The ‘Long Cycle’—Summary and Conclusions

In this series of posts, I have examined the question of whether the capitalist economy experiences cycles that are considerably longer than the industrial cycles of approximately 10 years. It’s been proposed by various economists over the last hundred years that in addition to 10-year industrial cycles and shorter “inventory cycles,” there also exists a “long cycle” of approximately 50 years’ duration.

Over the last several months, I have examined the concrete history of the cycles and crises that have occurred in the global capitalist economy from the crisis of 1847 to the crisis of 2007-09. Over these 161 years, we have seen decades when economic growth surged ahead, and other periods dominated by prolonged depression or stagnation.

Changing patterns of cycles and crises

While industrial cycles of approximately 10 years have been a remarkably persistent feature of capitalism, there have been periods when these cycles have been suppressed by world wars and other periods when we have had only partial cycles.

For example, the two world wars of the 20th century suppressed to a considerable degree the entire process of expanded capitalist reproduction. Since industrial cycles arise within the broader process of the expanded reproduction of capital, wartime suppression of expanded capitalist reproduction suppressed the industrial cycle.

After the super-crisis of 1929-33—itself part of the aftermath of the World War I war economy—there was no complete industrial cycle. The brutal deflationary policy of the Roosevelt administration in 1936-37 prevented the cyclical recovery of 1933-37 developing into a real boom. The war economy of World War II replaced the recovery that followed the 1937-38 recession before it could develop into a boom. Therefore, in the years from the super-crisis of 1929-33 until after World War II we saw only partial industrial cycles.

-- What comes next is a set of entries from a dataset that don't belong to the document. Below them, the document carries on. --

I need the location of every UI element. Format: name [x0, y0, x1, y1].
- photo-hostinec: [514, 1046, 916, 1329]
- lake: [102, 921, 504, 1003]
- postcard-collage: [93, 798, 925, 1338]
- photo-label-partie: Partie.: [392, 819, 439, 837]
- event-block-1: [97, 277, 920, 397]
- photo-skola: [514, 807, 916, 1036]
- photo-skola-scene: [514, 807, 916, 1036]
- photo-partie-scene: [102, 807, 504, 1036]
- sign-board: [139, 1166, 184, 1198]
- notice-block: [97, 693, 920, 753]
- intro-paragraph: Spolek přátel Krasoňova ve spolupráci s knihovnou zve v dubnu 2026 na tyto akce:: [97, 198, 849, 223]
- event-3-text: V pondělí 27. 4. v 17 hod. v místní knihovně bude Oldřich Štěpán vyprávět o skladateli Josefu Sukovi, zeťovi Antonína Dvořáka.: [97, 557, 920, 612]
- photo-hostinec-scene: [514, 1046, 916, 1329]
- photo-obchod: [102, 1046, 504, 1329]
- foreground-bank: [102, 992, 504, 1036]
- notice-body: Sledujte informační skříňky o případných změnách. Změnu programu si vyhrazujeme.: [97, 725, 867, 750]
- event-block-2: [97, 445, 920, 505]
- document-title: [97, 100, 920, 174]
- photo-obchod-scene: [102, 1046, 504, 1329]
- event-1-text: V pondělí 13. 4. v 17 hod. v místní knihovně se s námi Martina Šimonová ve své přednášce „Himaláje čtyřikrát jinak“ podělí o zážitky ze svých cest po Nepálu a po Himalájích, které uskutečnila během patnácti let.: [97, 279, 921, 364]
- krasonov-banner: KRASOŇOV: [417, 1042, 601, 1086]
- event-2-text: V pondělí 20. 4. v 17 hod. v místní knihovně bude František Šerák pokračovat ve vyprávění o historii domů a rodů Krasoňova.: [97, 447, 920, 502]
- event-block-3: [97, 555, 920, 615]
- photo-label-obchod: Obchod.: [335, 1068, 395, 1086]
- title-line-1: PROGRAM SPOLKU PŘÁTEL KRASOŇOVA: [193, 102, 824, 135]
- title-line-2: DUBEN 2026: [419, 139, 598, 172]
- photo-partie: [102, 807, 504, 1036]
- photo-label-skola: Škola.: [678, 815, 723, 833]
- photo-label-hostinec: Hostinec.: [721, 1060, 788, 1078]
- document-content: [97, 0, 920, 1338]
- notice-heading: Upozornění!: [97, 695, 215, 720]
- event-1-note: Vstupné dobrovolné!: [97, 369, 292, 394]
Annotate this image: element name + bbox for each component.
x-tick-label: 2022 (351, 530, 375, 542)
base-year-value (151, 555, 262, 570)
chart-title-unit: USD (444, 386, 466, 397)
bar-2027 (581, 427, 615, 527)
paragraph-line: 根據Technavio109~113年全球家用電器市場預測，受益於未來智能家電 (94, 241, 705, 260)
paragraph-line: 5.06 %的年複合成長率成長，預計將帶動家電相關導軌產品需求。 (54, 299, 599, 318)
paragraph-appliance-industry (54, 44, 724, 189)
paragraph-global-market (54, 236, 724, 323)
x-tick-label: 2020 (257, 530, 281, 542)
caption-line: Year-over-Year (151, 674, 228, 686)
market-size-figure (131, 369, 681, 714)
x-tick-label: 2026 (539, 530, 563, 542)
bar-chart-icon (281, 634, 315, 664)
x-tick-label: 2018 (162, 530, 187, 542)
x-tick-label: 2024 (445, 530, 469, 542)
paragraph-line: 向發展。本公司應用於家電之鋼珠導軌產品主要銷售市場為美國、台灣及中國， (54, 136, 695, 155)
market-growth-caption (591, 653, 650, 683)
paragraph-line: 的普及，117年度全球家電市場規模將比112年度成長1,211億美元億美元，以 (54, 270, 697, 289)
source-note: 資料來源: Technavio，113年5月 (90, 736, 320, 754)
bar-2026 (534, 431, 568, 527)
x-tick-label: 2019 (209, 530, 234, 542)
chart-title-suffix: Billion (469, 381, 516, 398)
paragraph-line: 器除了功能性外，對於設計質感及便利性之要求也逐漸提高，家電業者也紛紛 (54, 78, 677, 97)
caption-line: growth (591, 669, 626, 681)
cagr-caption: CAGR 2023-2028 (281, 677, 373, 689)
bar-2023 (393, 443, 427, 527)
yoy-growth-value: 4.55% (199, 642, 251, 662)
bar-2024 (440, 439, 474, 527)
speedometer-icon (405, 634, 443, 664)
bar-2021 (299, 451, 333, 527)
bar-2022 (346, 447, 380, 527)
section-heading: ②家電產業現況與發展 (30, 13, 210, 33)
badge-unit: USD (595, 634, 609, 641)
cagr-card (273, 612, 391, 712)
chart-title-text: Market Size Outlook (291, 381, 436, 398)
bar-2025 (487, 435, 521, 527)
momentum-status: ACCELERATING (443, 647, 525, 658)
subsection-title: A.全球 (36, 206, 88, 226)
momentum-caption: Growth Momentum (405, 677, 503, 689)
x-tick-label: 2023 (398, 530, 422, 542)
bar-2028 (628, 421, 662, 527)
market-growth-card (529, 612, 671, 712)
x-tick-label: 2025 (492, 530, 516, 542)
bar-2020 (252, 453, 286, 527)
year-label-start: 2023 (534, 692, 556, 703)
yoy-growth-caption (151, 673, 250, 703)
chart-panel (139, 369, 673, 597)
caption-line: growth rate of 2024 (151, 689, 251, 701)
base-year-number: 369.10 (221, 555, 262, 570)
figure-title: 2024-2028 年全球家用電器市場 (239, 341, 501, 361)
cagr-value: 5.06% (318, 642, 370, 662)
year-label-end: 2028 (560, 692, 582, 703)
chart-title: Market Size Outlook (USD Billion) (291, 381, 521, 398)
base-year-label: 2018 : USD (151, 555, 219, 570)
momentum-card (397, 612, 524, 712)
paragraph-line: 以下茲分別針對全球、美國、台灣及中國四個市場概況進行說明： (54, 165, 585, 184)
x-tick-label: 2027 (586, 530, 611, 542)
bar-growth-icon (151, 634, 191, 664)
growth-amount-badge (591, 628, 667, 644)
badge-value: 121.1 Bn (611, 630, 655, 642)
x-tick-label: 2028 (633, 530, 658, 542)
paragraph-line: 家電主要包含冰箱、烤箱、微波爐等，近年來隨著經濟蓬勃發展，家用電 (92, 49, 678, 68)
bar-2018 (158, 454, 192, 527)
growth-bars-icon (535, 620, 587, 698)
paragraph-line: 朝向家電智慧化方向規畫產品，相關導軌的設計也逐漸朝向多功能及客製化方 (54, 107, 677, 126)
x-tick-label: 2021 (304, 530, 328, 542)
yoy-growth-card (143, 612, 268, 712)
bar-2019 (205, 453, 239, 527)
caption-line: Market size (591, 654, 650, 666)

No full industrial cycle between 1968 and 1982

There was also no complete industrial cycle between 1968 and the beginning of the “Volcker shock” in 1982. During the recessions of 1970 and 1974-75, governments and central banks attempted to force recoveries through deficit spending and monetary expansion. Under the conditions prevailing at that time, these repeated attempts to force a recovery simply led to panicky flights from the dollar and paper currencies in general, causing the recoveries to abort. Full industrial cycles of more or less 10-year duration only reappeared after the Volcker shock of 1979-82.